A program to train and keep new teachers inside some of the city’s most struggling schools is expanding to include better-performing schools as well.

The New York City Teacher Residency launched last summer at two schools that were receiving federal funds earmarked for overhauling struggling schools. The point of the program, city officials said at the time, was to create a talent pipeline for schools that have trouble attracting teachers.

But because the city and its teachers union did not agree on a new teacher evaluation system by a state deadline, the funds were cut off in January. The city is going forward with plans to double the size of the residency program anyway, but instead of sending new residents only to struggling schools, it is also directing them to schools that the city has touted as success stories. And it is picking up the bill out of the Department of Education’s regular budget.

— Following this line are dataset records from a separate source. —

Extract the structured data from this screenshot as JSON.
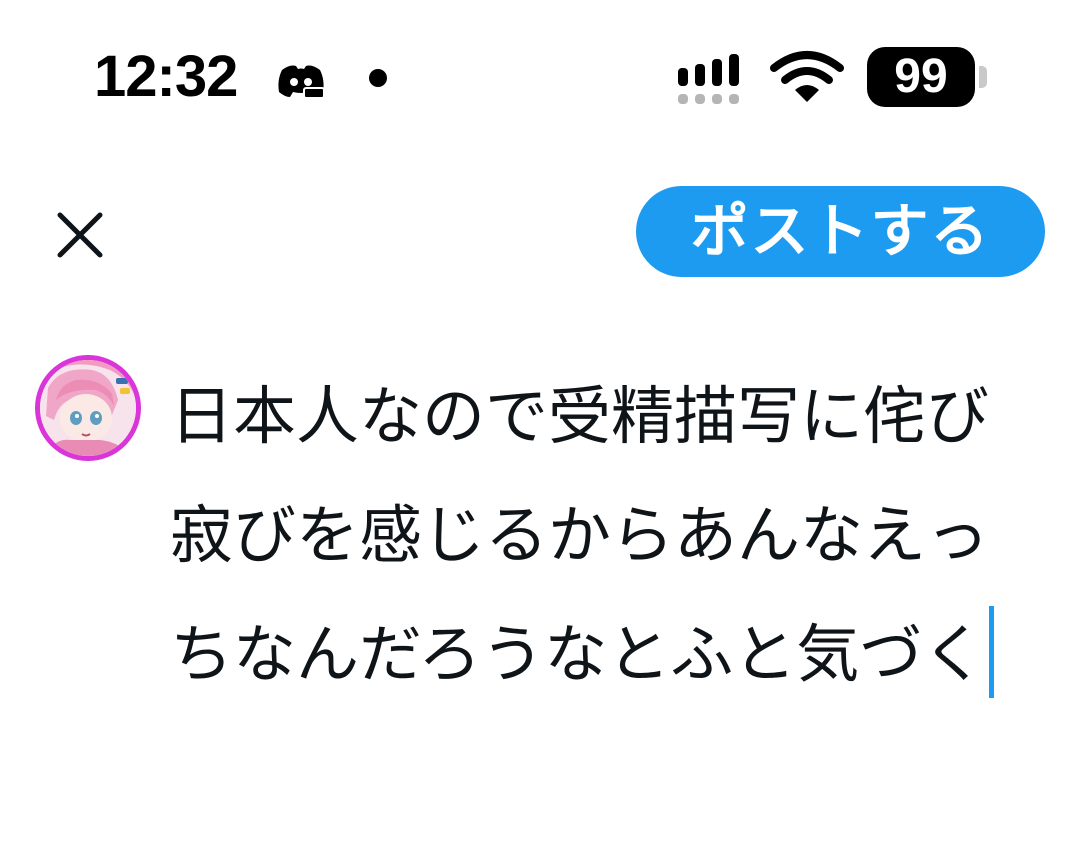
{
  "status_bar": {
    "time": "12:32",
    "battery_level": "99"
  },
  "compose": {
    "post_label": "ポストする",
    "text": "日本人なので受精描写に侘び寂びを感じるからあんなえっちなんだろうなとふと気づく"
  },
  "icons": {
    "close": "close-icon",
    "discord": "discord-icon",
    "signal": "signal-icon",
    "wifi": "wifi-icon"
  },
  "colors": {
    "accent": "#1d9bf0",
    "avatar_ring": "#d935d9",
    "text": "#0f1419"
  }
}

The department opened the program to stronger schools in order to expose the teachers-in-training to a wider range of “best practices” and mentorship from experienced teachers, officials said.

“Think, what would it actually be like if these teachers were trained at a successful school instead of at a failing school?” said Ashley Downs, the special education director at M.S. 223 in the Bronx who is helping to mentor that school’s nine residents.

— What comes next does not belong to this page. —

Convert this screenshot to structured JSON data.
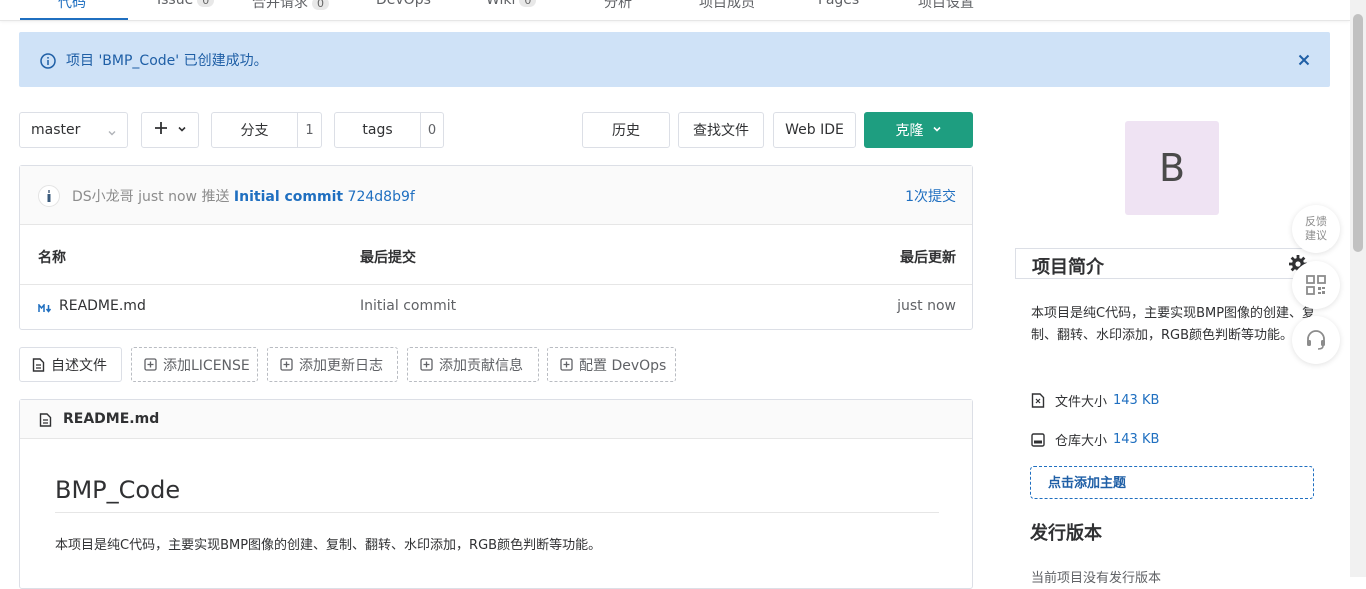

Chancellor Dennis Walcott visited M.S. 223 on the day before school started last week, telling teachers, “I think this is a tremendous school. You’ve had major accomplishments.” Two other schools newly receiving residents, Frederick Douglass Academy VII and Bushwick School for Social Justice, have also won accolades: FDA VII was honored for its success in helping to close the racial achievement gap for boys, and BSSJ is one of three schools on the campus Mayor Bloomberg visited last year to tout an increase in the city’s graduation rate.

The city did not abandon struggling schools. One school that now has teaching residents, J.H.S. 22 in the Bronx, also participated in the program last year. And some of this year’s crop of 56 new residents are assigned to two other schools that also received the federal funds, known as School Improvement Grants. They are Angelo Patri Middle School and Bread and Roses Integrated Arts High School.

Residency programs have been on the rise in New York City and across the country, as education officials increasingly view them as an expensive but effective way to prepare new teachers for challenging classrooms. They are seen as a more rigorous approach than that offered by alternative certification programs such as Teach for America and the city’s Teaching Fellows, which put new teachers in charge of classrooms after just a few weeks of training.

The residents work as teaching assistants for one year while pursuing masters degrees in education at St. John’s University, earning a salary of $22,500 and health benefits. They must commit to working in city schools for four years after completing the program.

Last year, the department used SIG funds to help foot the residency program’s steep bill: $1.3 million, or $50,000 for each of the 22 residents. In addition to paying residents’ salaries, the department pays mentor teachers $3,000 for each resident she supports, employs a program director, and subsidizes participants’ graduate school tuition.

This year, the Department of Education is shouldering the program’s increased cost centrally, according to Erin Hughes, a spokeswoman.

Downs said both the residents and the South Bronx middle school stand to benefit from the partnership. That’s because the residents will be learning from teachers with a track record of success, and M.S. 223 will have extra hands on deck, she said. Plus, she said, when the school looks to fill positions next year, some possible candidates will already be versed in M.S. 223’s culture.

M.S. 223 is expanding to include high school grades and agreed to take on residents under the condition that they could apply for jobs when the school adds a ninth grade in 2013.

Downs said she is already seeing differences between the residency program and other teacher training programs. For one, she said, the residents arrived before the start of the school year, so they got to watch experienced teachers set up their classrooms and take part in curriculum planning.

“If you walk in for the first time in October and the class is already running smoothly and the teacher’s just teaching the material, it seems like magic,” Downs said. “You don’t realize all the things that the teacher had to do to get the classroom to that point.”